I seem to recall that the Aztecs had a religion that required them to rip the living hearts out of human sacrifices. The Aztecs would undoubtedly have called the belief system that required them to do this a religion, and they would have been correct. The ancient Greeks murdered little girls for similar reasons, as I recall (Iphegenia comes to mind). The Hindus had the quaint custom of requiring widows to be burned alive on their husbands’ funeral pyres. Which brings us to my next point.
Here’s a favorite story of mine (I hope it’s not apocryphal, but it doesn’t really matter if it is):
When General George Napier was governor of Sind province in India in the 1840s, he vigorously enforced the ban on suttee, the practice of throwing a Hindu widow on to the funeral pyre of her husband. A delegation of Brahmins came to him to explain that he must not prohibit the practice at the funeral of a particular maharaja, as it was an important cultural custom.
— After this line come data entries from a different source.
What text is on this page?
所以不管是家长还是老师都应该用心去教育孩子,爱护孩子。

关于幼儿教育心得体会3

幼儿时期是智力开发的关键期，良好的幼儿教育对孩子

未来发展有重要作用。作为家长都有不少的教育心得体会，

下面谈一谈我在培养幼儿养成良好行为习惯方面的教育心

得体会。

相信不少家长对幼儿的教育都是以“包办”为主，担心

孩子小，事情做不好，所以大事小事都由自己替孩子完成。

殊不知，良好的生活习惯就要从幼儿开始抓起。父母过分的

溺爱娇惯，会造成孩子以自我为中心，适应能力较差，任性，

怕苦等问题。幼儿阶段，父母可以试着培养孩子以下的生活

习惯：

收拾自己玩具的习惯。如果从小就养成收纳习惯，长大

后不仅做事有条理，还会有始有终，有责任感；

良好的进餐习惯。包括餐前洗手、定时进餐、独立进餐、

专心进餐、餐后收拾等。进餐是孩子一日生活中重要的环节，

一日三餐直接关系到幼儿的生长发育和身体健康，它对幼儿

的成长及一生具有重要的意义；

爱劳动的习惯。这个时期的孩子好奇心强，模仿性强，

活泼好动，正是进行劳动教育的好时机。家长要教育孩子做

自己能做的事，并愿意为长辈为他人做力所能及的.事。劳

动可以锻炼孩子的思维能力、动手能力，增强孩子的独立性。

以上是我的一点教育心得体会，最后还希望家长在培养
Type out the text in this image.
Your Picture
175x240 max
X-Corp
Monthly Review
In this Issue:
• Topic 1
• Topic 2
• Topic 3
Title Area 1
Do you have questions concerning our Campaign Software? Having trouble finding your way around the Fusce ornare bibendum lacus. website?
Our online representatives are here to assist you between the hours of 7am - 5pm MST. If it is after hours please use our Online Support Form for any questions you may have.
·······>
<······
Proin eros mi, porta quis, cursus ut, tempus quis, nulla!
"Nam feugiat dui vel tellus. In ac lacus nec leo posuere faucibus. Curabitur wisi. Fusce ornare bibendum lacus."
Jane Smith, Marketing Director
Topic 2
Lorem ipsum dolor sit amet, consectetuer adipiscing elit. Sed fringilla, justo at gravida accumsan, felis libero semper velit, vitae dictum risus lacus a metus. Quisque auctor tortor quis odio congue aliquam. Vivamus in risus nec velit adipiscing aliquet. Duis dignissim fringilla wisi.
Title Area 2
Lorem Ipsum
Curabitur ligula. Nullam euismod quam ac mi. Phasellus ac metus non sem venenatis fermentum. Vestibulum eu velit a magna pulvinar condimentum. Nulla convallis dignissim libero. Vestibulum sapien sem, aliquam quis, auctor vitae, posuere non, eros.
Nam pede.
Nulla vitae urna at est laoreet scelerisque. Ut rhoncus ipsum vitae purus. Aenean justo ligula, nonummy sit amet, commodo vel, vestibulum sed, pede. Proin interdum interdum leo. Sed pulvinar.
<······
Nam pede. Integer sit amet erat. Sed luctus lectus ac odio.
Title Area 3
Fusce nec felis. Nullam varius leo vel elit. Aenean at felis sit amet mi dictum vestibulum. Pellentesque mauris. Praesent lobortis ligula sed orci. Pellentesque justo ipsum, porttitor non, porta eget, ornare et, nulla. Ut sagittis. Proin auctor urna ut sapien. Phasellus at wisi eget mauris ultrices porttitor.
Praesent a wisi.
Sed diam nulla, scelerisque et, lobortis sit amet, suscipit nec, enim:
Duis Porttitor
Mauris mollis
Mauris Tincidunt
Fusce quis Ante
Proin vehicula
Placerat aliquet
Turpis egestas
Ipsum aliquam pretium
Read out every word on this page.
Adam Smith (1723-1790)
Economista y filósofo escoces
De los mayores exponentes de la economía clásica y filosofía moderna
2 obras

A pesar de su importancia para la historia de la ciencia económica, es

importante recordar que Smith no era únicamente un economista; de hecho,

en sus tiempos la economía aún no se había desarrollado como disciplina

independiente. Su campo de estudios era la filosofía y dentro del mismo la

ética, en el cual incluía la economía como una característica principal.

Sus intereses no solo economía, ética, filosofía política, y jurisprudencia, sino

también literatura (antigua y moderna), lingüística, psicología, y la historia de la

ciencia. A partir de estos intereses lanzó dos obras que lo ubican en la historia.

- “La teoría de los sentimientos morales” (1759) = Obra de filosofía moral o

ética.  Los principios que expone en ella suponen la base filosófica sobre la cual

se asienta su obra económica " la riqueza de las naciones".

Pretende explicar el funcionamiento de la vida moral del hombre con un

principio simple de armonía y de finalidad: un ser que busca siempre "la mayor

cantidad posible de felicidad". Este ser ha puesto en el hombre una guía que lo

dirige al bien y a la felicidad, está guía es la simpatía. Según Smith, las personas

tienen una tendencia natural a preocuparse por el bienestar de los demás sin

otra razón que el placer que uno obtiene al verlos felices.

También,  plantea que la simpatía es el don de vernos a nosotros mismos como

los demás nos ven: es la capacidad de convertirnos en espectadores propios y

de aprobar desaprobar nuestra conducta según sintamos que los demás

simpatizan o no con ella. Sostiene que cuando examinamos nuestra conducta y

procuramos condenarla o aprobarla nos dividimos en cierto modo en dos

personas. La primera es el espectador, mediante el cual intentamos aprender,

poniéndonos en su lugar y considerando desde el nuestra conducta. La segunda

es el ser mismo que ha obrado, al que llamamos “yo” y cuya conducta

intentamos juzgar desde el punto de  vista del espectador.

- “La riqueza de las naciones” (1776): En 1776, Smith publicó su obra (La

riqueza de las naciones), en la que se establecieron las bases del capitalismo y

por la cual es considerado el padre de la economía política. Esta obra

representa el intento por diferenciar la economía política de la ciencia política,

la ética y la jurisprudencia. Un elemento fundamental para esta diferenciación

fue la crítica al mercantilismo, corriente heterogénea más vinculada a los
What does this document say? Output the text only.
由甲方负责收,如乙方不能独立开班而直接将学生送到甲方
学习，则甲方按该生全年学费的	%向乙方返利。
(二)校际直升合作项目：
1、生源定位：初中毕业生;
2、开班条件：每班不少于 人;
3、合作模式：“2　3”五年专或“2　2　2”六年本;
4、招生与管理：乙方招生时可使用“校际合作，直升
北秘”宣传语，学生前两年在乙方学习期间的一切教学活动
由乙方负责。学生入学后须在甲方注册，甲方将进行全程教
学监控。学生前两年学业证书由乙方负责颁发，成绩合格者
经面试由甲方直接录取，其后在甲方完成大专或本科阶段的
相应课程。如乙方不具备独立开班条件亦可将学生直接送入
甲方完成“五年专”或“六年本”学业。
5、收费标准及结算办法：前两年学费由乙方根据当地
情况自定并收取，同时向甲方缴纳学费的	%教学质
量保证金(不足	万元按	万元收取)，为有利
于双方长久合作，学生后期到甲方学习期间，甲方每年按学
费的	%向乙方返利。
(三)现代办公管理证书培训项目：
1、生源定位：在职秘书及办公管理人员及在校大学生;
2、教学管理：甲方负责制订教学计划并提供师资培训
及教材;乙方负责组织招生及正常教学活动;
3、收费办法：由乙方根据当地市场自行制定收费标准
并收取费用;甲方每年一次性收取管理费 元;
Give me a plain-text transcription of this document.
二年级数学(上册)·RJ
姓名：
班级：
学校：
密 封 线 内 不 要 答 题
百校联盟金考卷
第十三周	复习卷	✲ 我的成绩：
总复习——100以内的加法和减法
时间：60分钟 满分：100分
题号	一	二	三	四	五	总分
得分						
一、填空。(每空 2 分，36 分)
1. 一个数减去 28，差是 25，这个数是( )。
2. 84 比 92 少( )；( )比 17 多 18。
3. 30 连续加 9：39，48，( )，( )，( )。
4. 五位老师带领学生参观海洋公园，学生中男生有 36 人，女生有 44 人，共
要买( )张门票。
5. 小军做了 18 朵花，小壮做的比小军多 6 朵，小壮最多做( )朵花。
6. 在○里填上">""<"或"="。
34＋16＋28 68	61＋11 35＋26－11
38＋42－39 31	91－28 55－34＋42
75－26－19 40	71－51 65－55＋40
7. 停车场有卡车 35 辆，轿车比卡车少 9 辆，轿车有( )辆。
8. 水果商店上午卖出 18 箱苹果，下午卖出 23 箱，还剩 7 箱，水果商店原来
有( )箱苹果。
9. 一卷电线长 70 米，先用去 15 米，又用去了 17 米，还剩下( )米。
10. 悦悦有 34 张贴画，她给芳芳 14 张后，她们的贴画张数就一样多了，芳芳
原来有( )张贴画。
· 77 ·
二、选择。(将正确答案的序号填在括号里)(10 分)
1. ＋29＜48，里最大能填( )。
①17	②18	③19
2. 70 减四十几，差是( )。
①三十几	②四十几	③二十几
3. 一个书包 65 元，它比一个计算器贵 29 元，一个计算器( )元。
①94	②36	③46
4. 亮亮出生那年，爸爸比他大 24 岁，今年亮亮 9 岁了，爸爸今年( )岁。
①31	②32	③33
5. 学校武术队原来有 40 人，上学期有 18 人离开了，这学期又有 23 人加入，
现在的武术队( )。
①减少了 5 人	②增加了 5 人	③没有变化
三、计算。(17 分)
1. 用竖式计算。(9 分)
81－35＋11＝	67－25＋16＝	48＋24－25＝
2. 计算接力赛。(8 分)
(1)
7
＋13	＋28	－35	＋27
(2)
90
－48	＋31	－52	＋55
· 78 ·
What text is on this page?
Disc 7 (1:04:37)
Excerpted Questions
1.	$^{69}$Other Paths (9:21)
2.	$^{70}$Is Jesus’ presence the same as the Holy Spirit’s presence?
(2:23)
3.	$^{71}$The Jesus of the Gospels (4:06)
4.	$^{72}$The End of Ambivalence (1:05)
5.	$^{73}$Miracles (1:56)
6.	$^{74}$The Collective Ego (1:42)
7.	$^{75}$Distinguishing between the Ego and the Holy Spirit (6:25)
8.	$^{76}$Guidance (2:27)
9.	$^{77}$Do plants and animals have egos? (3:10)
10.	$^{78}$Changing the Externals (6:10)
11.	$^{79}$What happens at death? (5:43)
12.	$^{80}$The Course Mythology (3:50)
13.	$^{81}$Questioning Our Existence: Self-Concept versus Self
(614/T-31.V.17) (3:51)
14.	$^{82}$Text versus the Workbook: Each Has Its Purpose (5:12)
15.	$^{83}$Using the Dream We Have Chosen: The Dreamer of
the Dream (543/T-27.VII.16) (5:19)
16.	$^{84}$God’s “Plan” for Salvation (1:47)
“If it is your custom to burn a widow alive, please go on,” Napier responded.
“We have a custom in our country that whoever burns a person alive shall be hanged. While you prepare the funeral pyre, my carpenters will be making the gallows to hang all of you. Let us all act according to our customs” The Brahmins thought better of it, and the widow lived.
I actually have nothing against a custom that says that a Koran, or any holy book, shouldn’t be desecrated (leaving aside the question of whether this actually happened at Guantanamo). But I have no problem whatsoever with saying not all customs of a religion, or a culture, need be respected just because they are under the protective penumbra of the words “religion” or “culture.”
I’ll respect those aspects of any religion or culture that are worthy of respect. Those that are not, I do not. How do I make those decisions? I use my sense of what is admirable in human beings–based on, of course, my own culture and my own beliefs, but taking into account certain universal principles of morality: respect for human life, for example, and the right to basic autonomy (both of these principles rule out suttee). One could restate these two principles as the right to “life and liberty.” Sound familiar?
I also have a simple rule about tolerance: it’s fine, but it does not extend to tolerating intolerance. On that score, Islam almost constantly falls short, so Islam’s intolerance is not to be tolerated.